Han pasado meses desde aquel día en el despacho del abogado, pero la herida todavía duele, a veces punza con fuerza, otras veces solo es un latido sordo que me recuerda que sobreviví. Me he acostumbrado a la soledad, a esa compañera silenciosa que no juzga ni exige.
Aprendí que no todo lo que brilla es oro, que no todos los “para siempre” están destinados a durar, y que el amor, cuando es verdadero, no duele así.
Que el amor no es una cadena, ni un contrato, ni un peso que se arrastra.
Que el amor es libertad.
He recogido mis pedazos dispersos, con las manos temblorosas y el corazón abierto, y los he convertido en fuerza. He vuelto a mirarme en el espejo, esta vez sin miedo, sin máscaras.
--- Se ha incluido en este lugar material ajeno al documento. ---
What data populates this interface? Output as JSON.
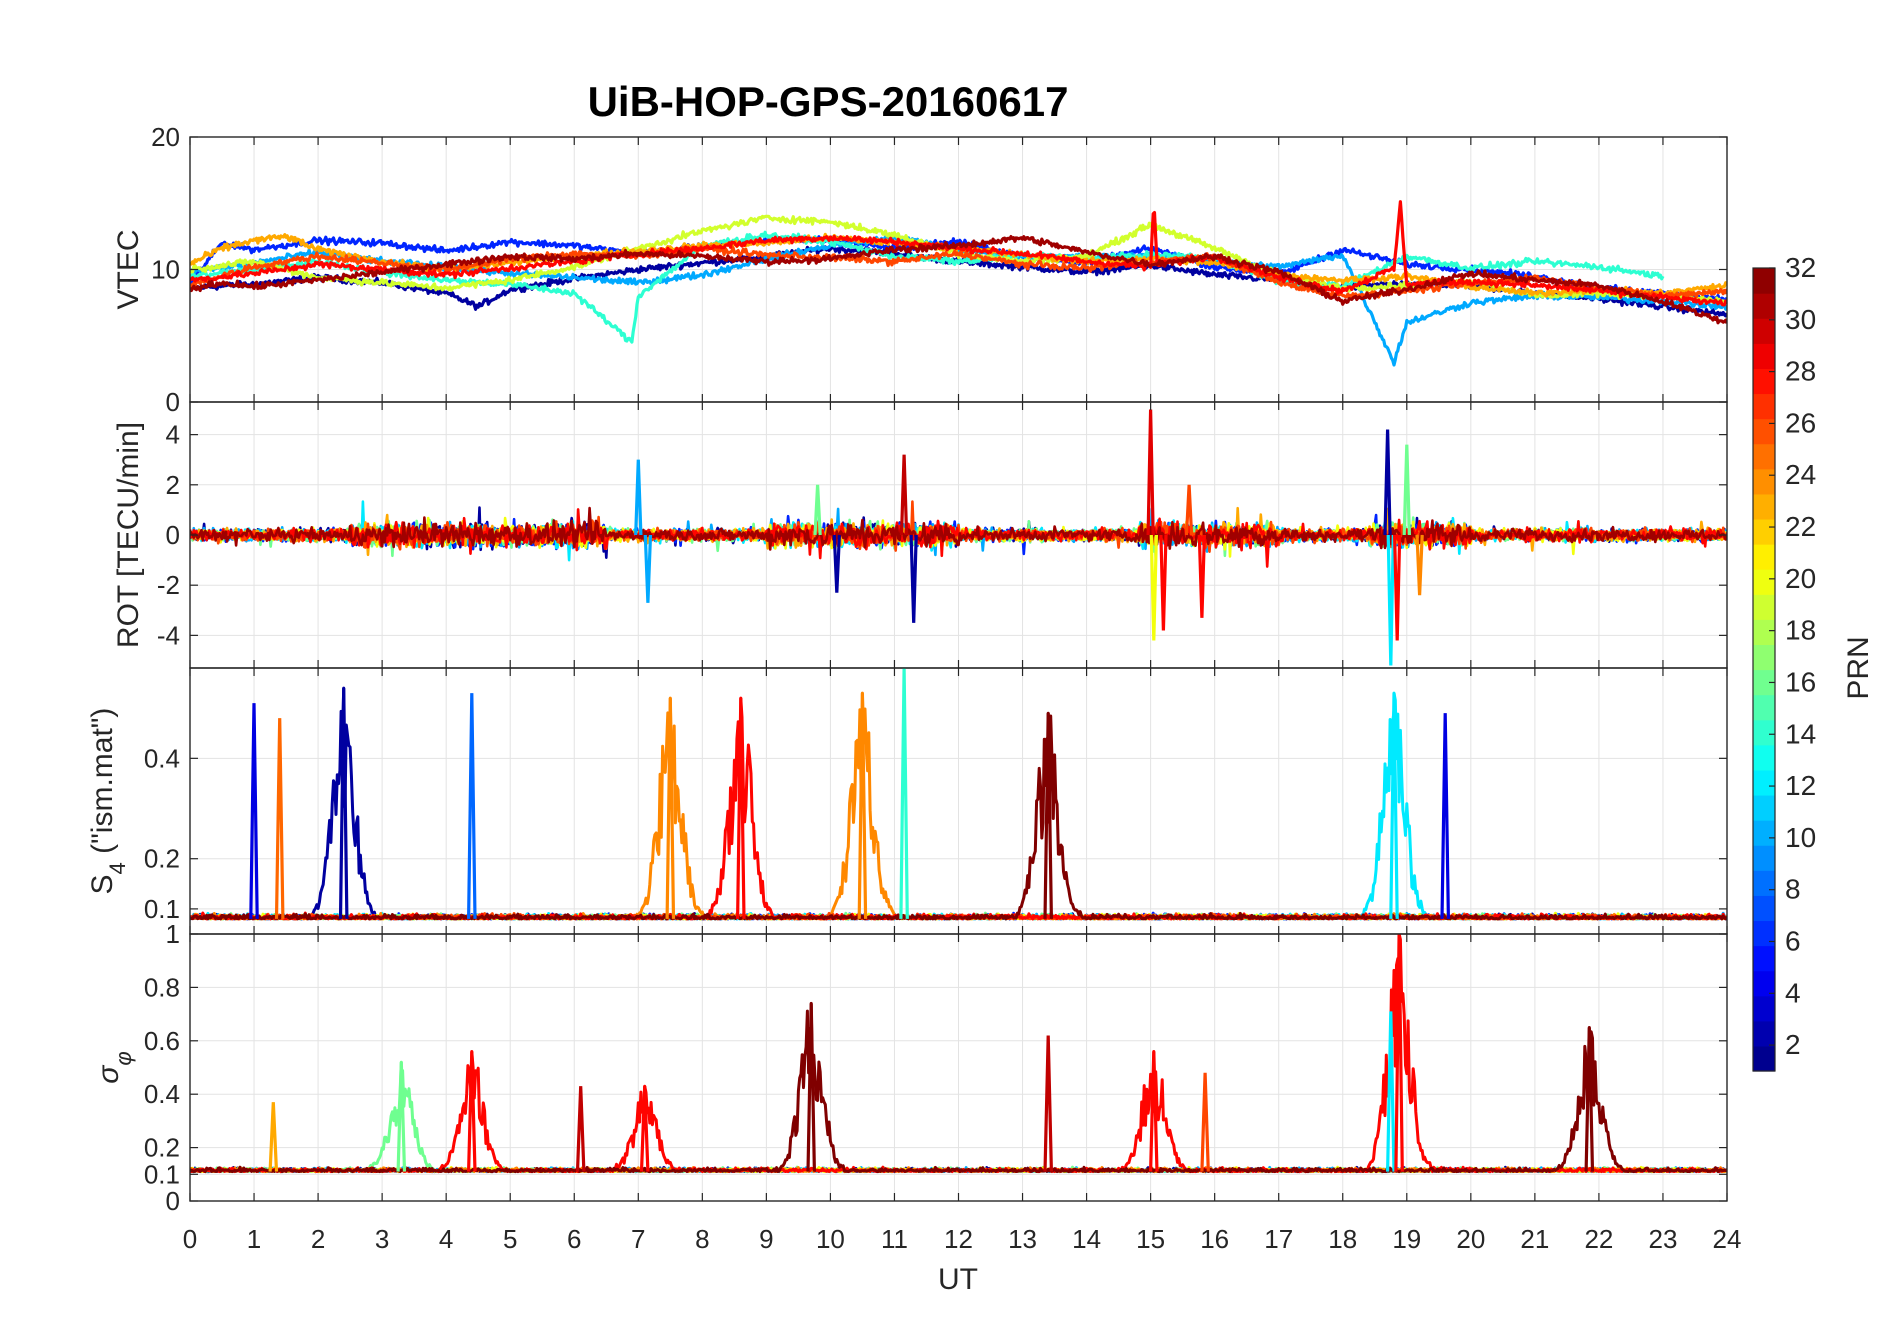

Sé que fui joven, (veintiuno, cuando me divorcié), que me equivoqué, que me permití caer en un espejismo.
Pero también sé que esa experiencia me enseñó a ser más sabia, más valiente.
Me enseñó a reconocer mis límites y a no conformarme con menos de lo que merezco. Y aunque el camino sigue siendo incierto, camino con paso firme, con la certeza de que lo mejor está por venir. Porque, a veces, hay que perder para poder encontrarse.
Este capítulo de mi vida queda cerrado, no con rencor, sino con gratitud.
Gracias a ese “para siempre” fallido aprendí a amar de verdad, empezando por mí misma.
Ahora, dejo atrás las sombras y abro las ventanas para que entre la luz.